Wer nicht verlieren will, geht anders an die Sache ran, vor allen Dingen langsamer. Wenn Mann sich mit Frau, Tochter, Sohn und Labrador im Opel Omega auf Achse macht und an der Schranke aus dem offenen Fenster dringt: "Mutti, keine Bange, ich pass´schon auf!", dann wird wohl nichts passieren. Dann kann man darauf wetten, dass der Wackeldackel nicht von der Hutablage rutscht. Und wetten kann man auch, dass der Familienausflug am "Brünnchen" zum Quell großer Freude wird, denn dort sitzen und stehen Hunderte und warten und lachen und raunen und staunen. Hier hat man einen guten Blick auf die Rennstrecke, hier lässt man es sich im Campinggestühl unter dem Sonnenschirm gutgehen, hier lässt sich prima lästern. Über den "Protz-Porsche", dessen Insassen silber behelmt sind und "mit noch nicht mal 100 Sachen um die Kurve kriechen". Tina, 24, Mondeo-Beifahrerin, kichert spöttisch: "Guck mal, der Porsche, Porsche ist das peinlich!"
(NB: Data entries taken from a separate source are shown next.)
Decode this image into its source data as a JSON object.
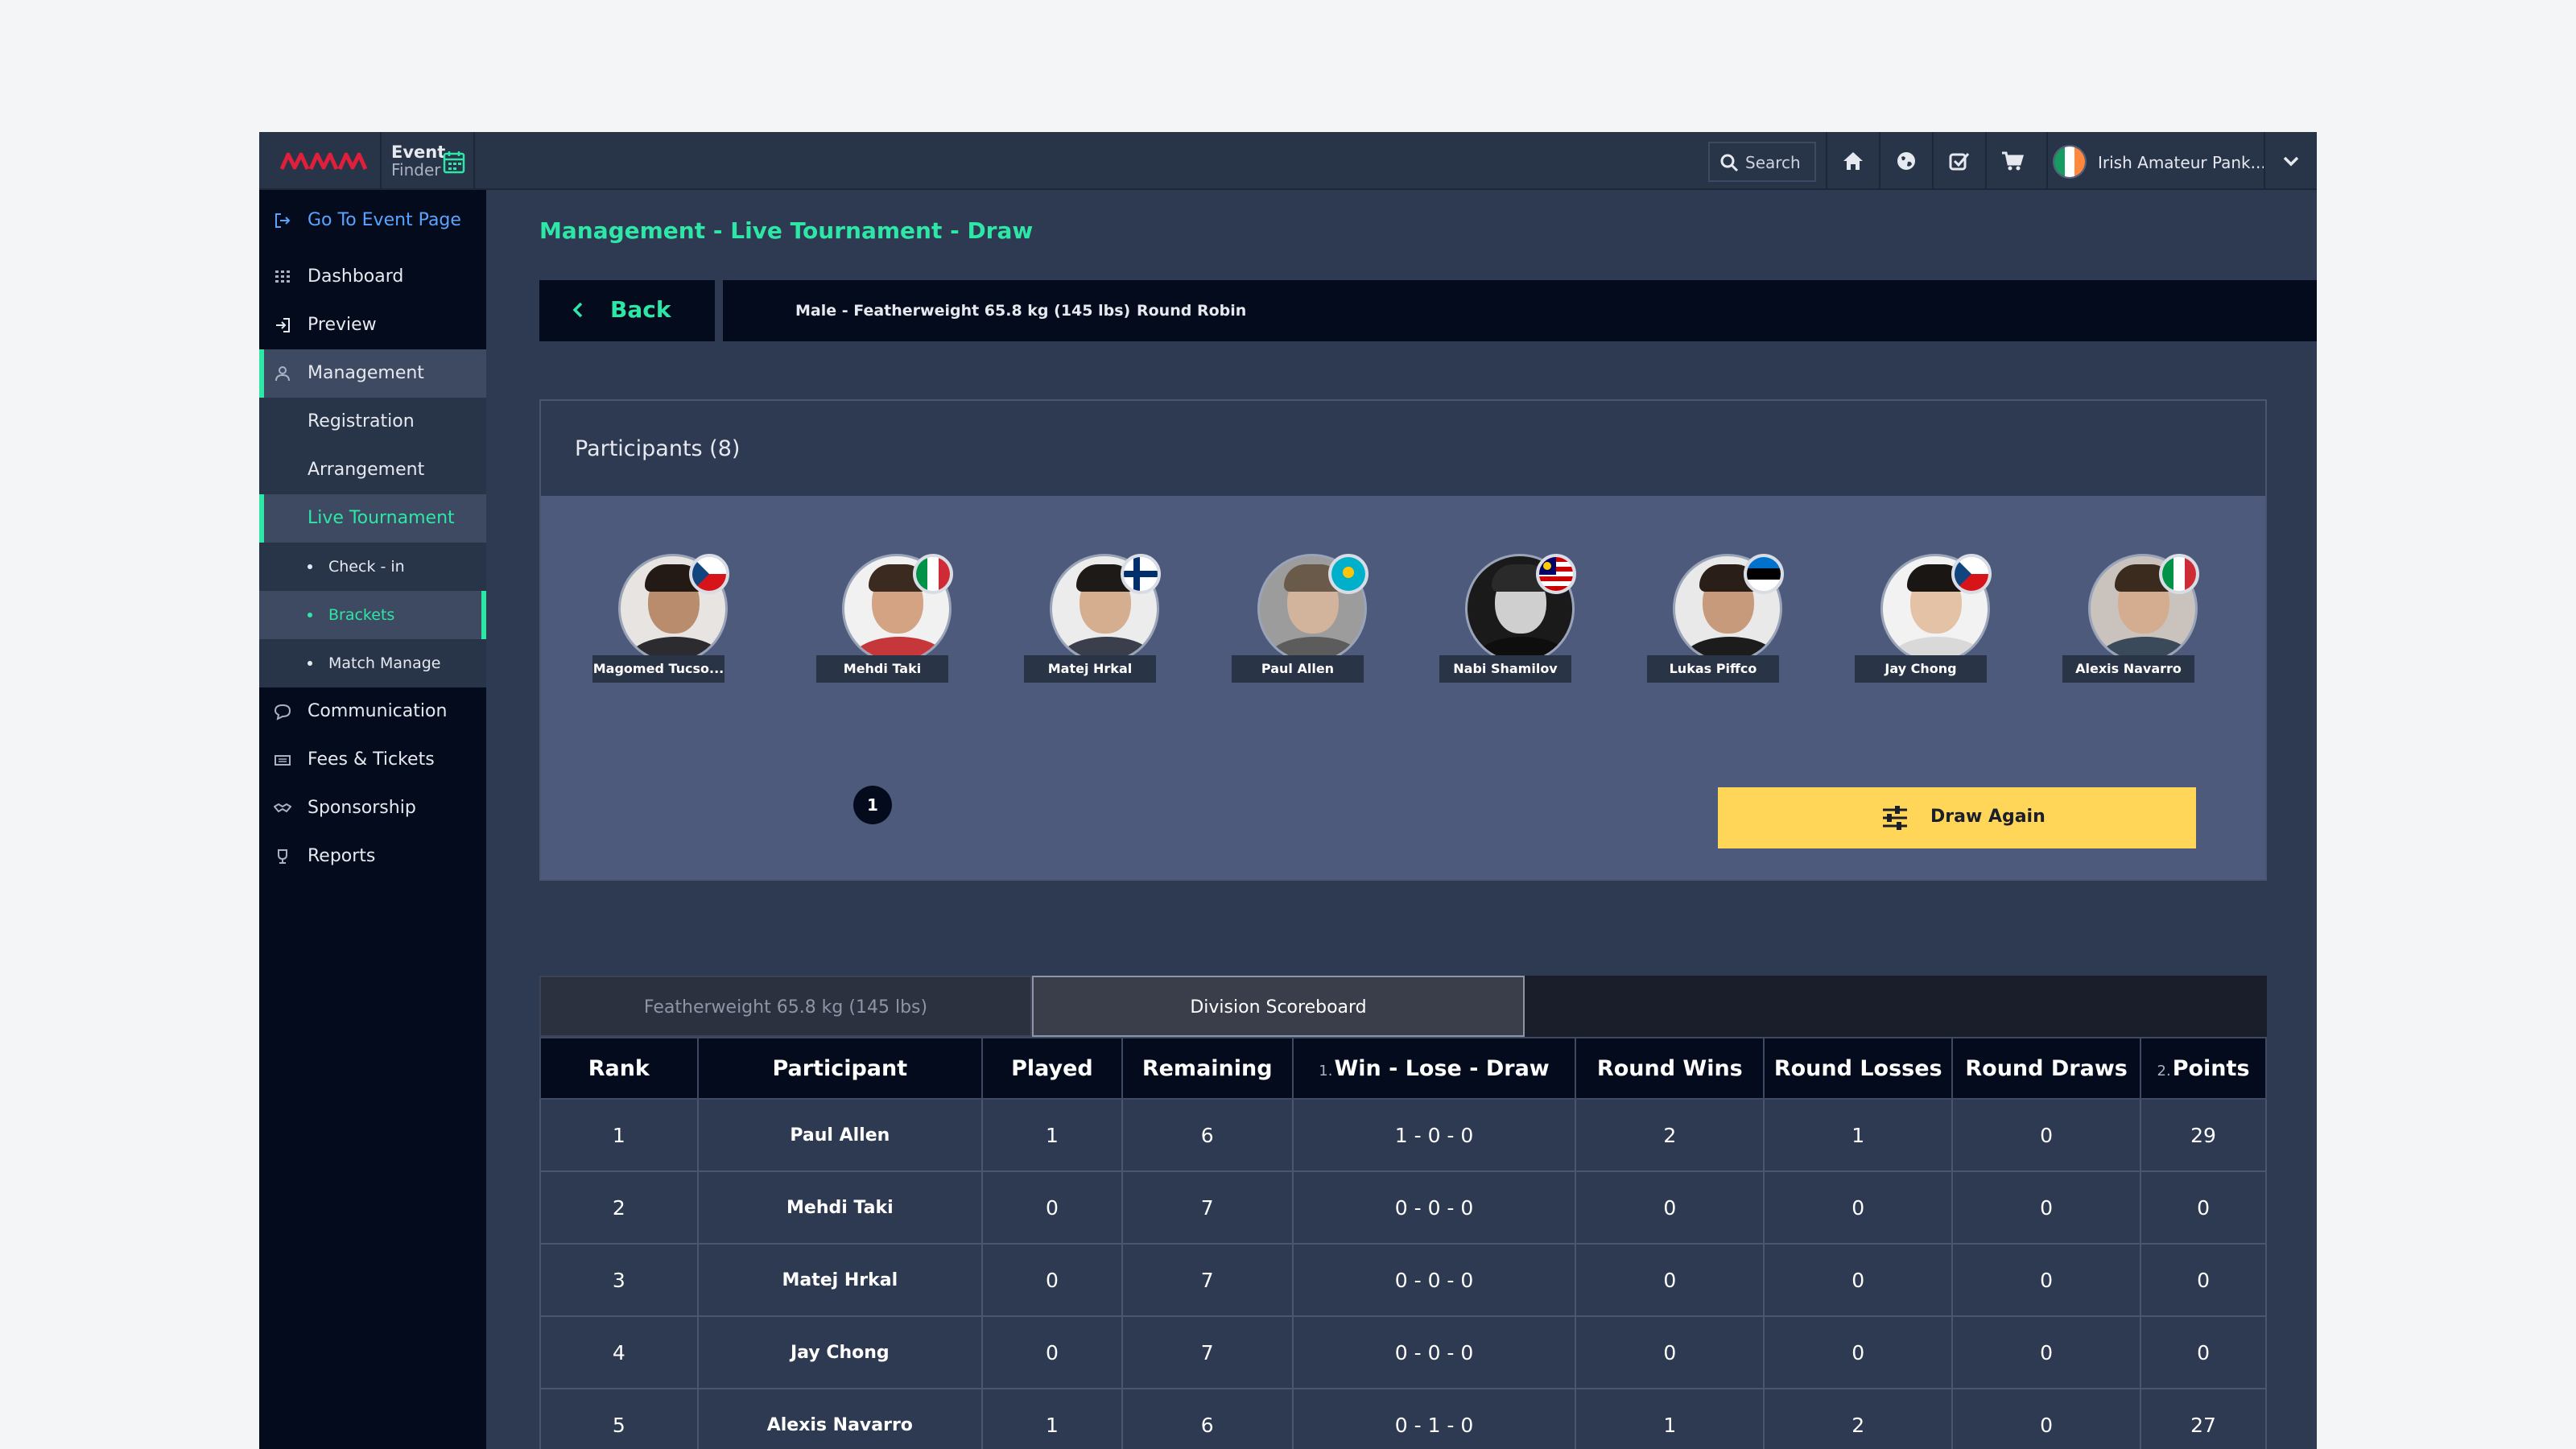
{
  "topbar": {
    "event_finder_line1": "Event",
    "event_finder_line2": "Finder",
    "search_label": "Search",
    "user_name": "Irish Amateur Pank...",
    "user_flag_colors": [
      "#169b62",
      "#ffffff",
      "#ff883e"
    ],
    "icons": [
      "home-icon",
      "globe-icon",
      "checklist-icon",
      "cart-icon"
    ]
  },
  "sidebar": {
    "go_to_event": "Go To Event Page",
    "dashboard": "Dashboard",
    "preview": "Preview",
    "management": "Management",
    "registration": "Registration",
    "arrangement": "Arrangement",
    "live_tournament": "Live Tournament",
    "check_in": "Check - in",
    "brackets": "Brackets",
    "match_manage": "Match Manage",
    "communication": "Communication",
    "fees_tickets": "Fees & Tickets",
    "sponsorship": "Sponsorship",
    "reports": "Reports"
  },
  "main": {
    "title": "Management - Live Tournament - Draw",
    "back_label": "Back",
    "division": "Male - Featherweight 65.8 kg (145 lbs)",
    "mode": "Round Robin",
    "participants_heading": "Participants (8)",
    "seed_number": "1",
    "draw_again_label": "Draw Again"
  },
  "participants": [
    {
      "name": "Magomed Tucso...",
      "flag": "czech"
    },
    {
      "name": "Mehdi Taki",
      "flag": "italy"
    },
    {
      "name": "Matej Hrkal",
      "flag": "finland"
    },
    {
      "name": "Paul Allen",
      "flag": "kazakhstan"
    },
    {
      "name": "Nabi Shamilov",
      "flag": "malaysia"
    },
    {
      "name": "Lukas Piffco",
      "flag": "estonia"
    },
    {
      "name": "Jay Chong",
      "flag": "czech"
    },
    {
      "name": "Alexis Navarro",
      "flag": "italy"
    }
  ],
  "tabs": {
    "weight": "Featherweight 65.8 kg (145 lbs)",
    "scoreboard": "Division Scoreboard"
  },
  "table": {
    "headers": {
      "rank": "Rank",
      "participant": "Participant",
      "played": "Played",
      "remaining": "Remaining",
      "wld_prefix": "1.",
      "wld": "Win - Lose - Draw",
      "round_wins": "Round Wins",
      "round_losses": "Round Losses",
      "round_draws": "Round Draws",
      "points_prefix": "2.",
      "points": "Points"
    },
    "rows": [
      {
        "rank": "1",
        "participant": "Paul Allen",
        "played": "1",
        "remaining": "6",
        "wld": "1 - 0 - 0",
        "round_wins": "2",
        "round_losses": "1",
        "round_draws": "0",
        "points": "29"
      },
      {
        "rank": "2",
        "participant": "Mehdi Taki",
        "played": "0",
        "remaining": "7",
        "wld": "0 - 0 - 0",
        "round_wins": "0",
        "round_losses": "0",
        "round_draws": "0",
        "points": "0"
      },
      {
        "rank": "3",
        "participant": "Matej Hrkal",
        "played": "0",
        "remaining": "7",
        "wld": "0 - 0 - 0",
        "round_wins": "0",
        "round_losses": "0",
        "round_draws": "0",
        "points": "0"
      },
      {
        "rank": "4",
        "participant": "Jay Chong",
        "played": "0",
        "remaining": "7",
        "wld": "0 - 0 - 0",
        "round_wins": "0",
        "round_losses": "0",
        "round_draws": "0",
        "points": "0"
      },
      {
        "rank": "5",
        "participant": "Alexis Navarro",
        "played": "1",
        "remaining": "6",
        "wld": "0 - 1 - 0",
        "round_wins": "1",
        "round_losses": "2",
        "round_draws": "0",
        "points": "27"
      }
    ]
  },
  "colors": {
    "accent": "#2ee6a6",
    "link": "#5aa3ff",
    "draw_button": "#ffd658",
    "sidebar_bg": "#040b1c",
    "app_bg": "#2d3a52",
    "participants_bg": "#4d5a7c"
  }
}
Nur wer also "sauschnell" mit kreischenden Reifen sich ins "Brünnchen" stürzt, und ratternd auf den Steinrand driftet, kann sicher sein, dass die kundigen am Wegesrand respektvoll raunen - mag auch eine Frau am Steuer sitzen: "Sauber, die ist sauschnell, das Weib da". Man sieht: schnell reicht nicht, sauschnell muss es sein.
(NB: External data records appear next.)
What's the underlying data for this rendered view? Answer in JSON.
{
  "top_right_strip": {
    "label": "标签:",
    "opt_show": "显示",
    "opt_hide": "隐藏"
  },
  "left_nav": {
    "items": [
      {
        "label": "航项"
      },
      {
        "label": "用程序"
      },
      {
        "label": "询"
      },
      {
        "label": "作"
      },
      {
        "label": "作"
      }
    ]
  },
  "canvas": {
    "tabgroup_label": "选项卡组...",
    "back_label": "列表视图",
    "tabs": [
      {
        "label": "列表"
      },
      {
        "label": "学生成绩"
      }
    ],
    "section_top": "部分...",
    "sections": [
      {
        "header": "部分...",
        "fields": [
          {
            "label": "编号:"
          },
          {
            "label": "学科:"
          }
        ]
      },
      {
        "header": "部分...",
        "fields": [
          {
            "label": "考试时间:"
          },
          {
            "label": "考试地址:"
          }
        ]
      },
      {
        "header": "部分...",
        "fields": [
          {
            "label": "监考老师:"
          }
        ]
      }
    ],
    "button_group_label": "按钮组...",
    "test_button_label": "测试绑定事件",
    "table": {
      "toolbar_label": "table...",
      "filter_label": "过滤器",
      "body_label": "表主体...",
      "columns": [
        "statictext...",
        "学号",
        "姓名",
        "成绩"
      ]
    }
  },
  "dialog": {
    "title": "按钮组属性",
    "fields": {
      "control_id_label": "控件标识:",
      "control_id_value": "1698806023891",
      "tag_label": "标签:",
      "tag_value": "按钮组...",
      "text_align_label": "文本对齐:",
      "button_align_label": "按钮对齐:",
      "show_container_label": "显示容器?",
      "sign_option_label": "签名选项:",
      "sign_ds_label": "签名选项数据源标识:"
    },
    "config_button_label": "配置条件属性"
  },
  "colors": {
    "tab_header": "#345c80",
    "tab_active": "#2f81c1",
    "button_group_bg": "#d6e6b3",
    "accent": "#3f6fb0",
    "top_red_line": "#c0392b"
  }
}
Doch ist der ärgste Raser nichts gegen den, der trödelnd mit dem Bus des Weges kommt. Sechzig fröhlig winkende Rentner hinter sich, die grüne Hölle vor sich, schlägt dem Fahrer des automobilen Schwergewichts jubelnder Applaus entgegen, als er gemächlich in die Senke einlenkt - und damit einem aufgemotzten Golf die Rundenzeit vermasselt. Schadenfreude ist die reinste Freude.
"Ja, da ist was dran", gibt Herbert zu, fischt eine Gurke aus dem Einmachglas und ist entwaffnend ehrlich: "Klar, wir kommen schon hierher, weil es hin und wieder einen zerlegt." Sagt es und steckt einen Knuff von Margit ein: "Herbert, sowas sagt man nicht." "Aber denken tut man´s doch!" meldet sich Nicole zu Wort, die am Imbissstand mit Eis und Cola handelt.
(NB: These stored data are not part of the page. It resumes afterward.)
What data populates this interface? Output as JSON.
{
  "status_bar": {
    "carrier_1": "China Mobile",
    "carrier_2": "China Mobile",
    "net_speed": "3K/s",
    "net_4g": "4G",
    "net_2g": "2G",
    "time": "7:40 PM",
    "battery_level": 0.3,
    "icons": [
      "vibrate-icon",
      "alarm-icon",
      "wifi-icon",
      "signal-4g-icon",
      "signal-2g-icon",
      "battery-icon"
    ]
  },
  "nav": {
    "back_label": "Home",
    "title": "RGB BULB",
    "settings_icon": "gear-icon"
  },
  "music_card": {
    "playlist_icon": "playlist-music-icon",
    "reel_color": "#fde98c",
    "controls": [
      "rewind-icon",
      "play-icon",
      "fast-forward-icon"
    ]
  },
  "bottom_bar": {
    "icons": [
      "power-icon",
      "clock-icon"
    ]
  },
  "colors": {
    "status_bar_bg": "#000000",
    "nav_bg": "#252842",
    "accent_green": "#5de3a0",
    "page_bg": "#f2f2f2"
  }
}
Zurück zu Start und Ziel, dort biegt gerade Wolfgang von der Strecke. Glücklich, es heil geschafft zu haben. Den Regeln entsprechend, also die Straßenverkehrsordnung befolgend, war er schön "rechts" gefahren, nicht zu schnell, wie er meinte, nicht zu langsam. Er war geschnitten worden und hatte erfahren, dass für die "Grüne Hölle" nicht nur die Autos tiefer gelegt werden, sondern dass dies auch für die StVO gilt - kurzum, er hatte fast 20 Minuten gebraucht - und damit seinen Nimbus als Vater grässlich verspielt. Sohn Christian jedenfalls verließ das Auto mit beißendem Spott: "Ich hör mal nach, ob die schon eine Vermißtenmeldung herausgegeben haben."
Wolfgang weiß jetzt, wie sich Versager fühlen. Er kann einpacken.